Les avantages de l’arbitrage
- Il est confidentiel : en effet, les parties en litige, qui sont des entreprises, ne tiennent pas particulièrement à la publicité des débats, lorsque les audiences ont lieu dans un tribunal ; elles ne souhaitent pas, en général, que ses clients, ses fournisseurs, ses partenaires, soient au courant de leurs mésaventures juridiques ;
- Il permet une issue très rapide, de l’ordre par exemple de deux mois, là où la durée d’un procès judiciaire se compte en nombre d’années ;
- Il est donc moins couteux qu’un procès judiciaire : car rémunérer l’arbitre et son avocat pendant deux mois, coûte nécessairement moins cher que d’exposer des frais quasiment sans visibilité pendant les nombreuses années que durera le procès judiciaire, entre la première instance, puis la procédure d’appel, le pourvoi en cassation, la cour d’appel de renvoi…
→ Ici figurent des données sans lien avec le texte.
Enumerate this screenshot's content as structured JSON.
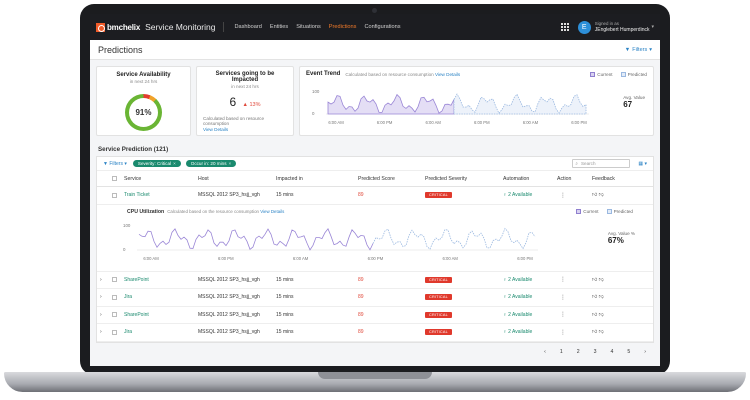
{
  "brand": {
    "name": "bmchelix",
    "product": "Service Monitoring"
  },
  "nav": {
    "links": [
      "Dashboard",
      "Entities",
      "Situations",
      "Predictions",
      "Configurations"
    ],
    "active": "Predictions"
  },
  "user": {
    "initial": "E",
    "signed_in_label": "Signed in as",
    "name": "JEnglebert Humperdinck"
  },
  "page": {
    "title": "Predictions",
    "filters_label": "Filters"
  },
  "cards": {
    "availability": {
      "title": "Service Availability",
      "subtitle": "in next 24 hrs",
      "value": "91%",
      "percent": 91
    },
    "impacted": {
      "title": "Services going to be Impacted",
      "subtitle": "in next 24 hrs",
      "value": "6",
      "delta": "13%",
      "note": "Calculated based on resource consumption",
      "link": "View Details"
    },
    "trend": {
      "title": "Event Trend",
      "subtitle": "Calculated based on resource consumption",
      "link": "View Details",
      "legend": [
        "Current",
        "Predicted"
      ],
      "y_tick": "100",
      "y_tick_zero": "0",
      "x_ticks": [
        "6:00 AM",
        "6:00 PM",
        "6:00 AM",
        "6:00 PM",
        "6:00 AM",
        "6:00 PM"
      ],
      "avg_label": "Avg. Value",
      "avg_value": "67"
    }
  },
  "prediction": {
    "title": "Service Prediction (121)",
    "filters_label": "Filters",
    "chips": [
      "Severity: Critical",
      "Occur in: 20 mins"
    ],
    "search_placeholder": "Search",
    "columns": [
      "Service",
      "Host",
      "Impacted in",
      "Predicted Score",
      "Predicted Severity",
      "Automation",
      "Action",
      "Feedback"
    ],
    "rows": [
      {
        "service": "Train Ticket",
        "host": "MSSQL 2012 SP3_hsjj_vgh",
        "impacted": "15 mins",
        "score": "89",
        "severity": "CRITICAL",
        "automation": "2 Available"
      },
      {
        "service": "SharePoint",
        "host": "MSSQL 2012 SP3_hsjj_vgh",
        "impacted": "15 mins",
        "score": "89",
        "severity": "CRITICAL",
        "automation": "2 Available"
      },
      {
        "service": "Jira",
        "host": "MSSQL 2012 SP3_hsjj_vgh",
        "impacted": "15 mins",
        "score": "89",
        "severity": "CRITICAL",
        "automation": "2 Available"
      },
      {
        "service": "SharePoint",
        "host": "MSSQL 2012 SP3_hsjj_vgh",
        "impacted": "15 mins",
        "score": "89",
        "severity": "CRITICAL",
        "automation": "2 Available"
      },
      {
        "service": "Jira",
        "host": "MSSQL 2012 SP3_hsjj_vgh",
        "impacted": "15 mins",
        "score": "89",
        "severity": "CRITICAL",
        "automation": "2 Available"
      }
    ],
    "cpu": {
      "title": "CPU Utilization",
      "subtitle": "Calculated based on the resource consumption",
      "link": "View Details",
      "legend": [
        "Current",
        "Predicted"
      ],
      "y_tick": "100",
      "y_tick_zero": "0",
      "x_ticks": [
        "6:00 AM",
        "6:00 PM",
        "6:00 AM",
        "6:00 PM",
        "6:00 AM",
        "6:00 PM"
      ],
      "avg_label": "Avg. Value %",
      "avg_value": "67%"
    },
    "pages": [
      "1",
      "2",
      "3",
      "4",
      "5"
    ]
  },
  "colors": {
    "accent": "#f07a2a",
    "link": "#2b83c5",
    "green": "#1a8a6e",
    "critical": "#e0392c",
    "current_line": "#9a86d6",
    "predicted_line": "#9ab8e0"
  }
}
Au choix des parties, l’arbitre peut intervenir
- Soit en amiable compositeur : l’arbitre tranchera alors le conflit, en équité, sans considération pour la règle de droit
- Soit en application du droit, comme le ferait un tribunal.
La décision rendue par l’arbitre est une sentence arbitrale
Pour se prémunir de l’inexécution de la décision rendue (par exemple, le non-paiement d’une somme allouée à titre de dommages-intérêts), il est conseillé aux parties à l’arbitrage, une fois la sentence rendue, de saisir le Président/la Présidente du Tribunal judiciaire, qui a qualité pour lui donner la même force exécutoire qu’un jugement qui aurait été rendu par un tribunal : c’est la procédure dite d’exéquatur. Il s’agit d’une simple procédure sur requête (à faire rédiger et présenter par son avocat).
Ensuite, la sentence revêtue de l’exéquatur (en pratique : l’ordonnance de la juridiction judiciaire, à laquelle est annexée la sentence arbitrale) pourra être remise à un huissier de justice, qui pourra procéder, si nécessaire, à l’exécution forcée de la sentence : par exemple, en pratiquant une saisie sur les comptes bancaires du débiteur.
La rémunération de l’arbitre
Elle est fixée au taux horaire, dont le coût est supporté à parts égales entre les parties.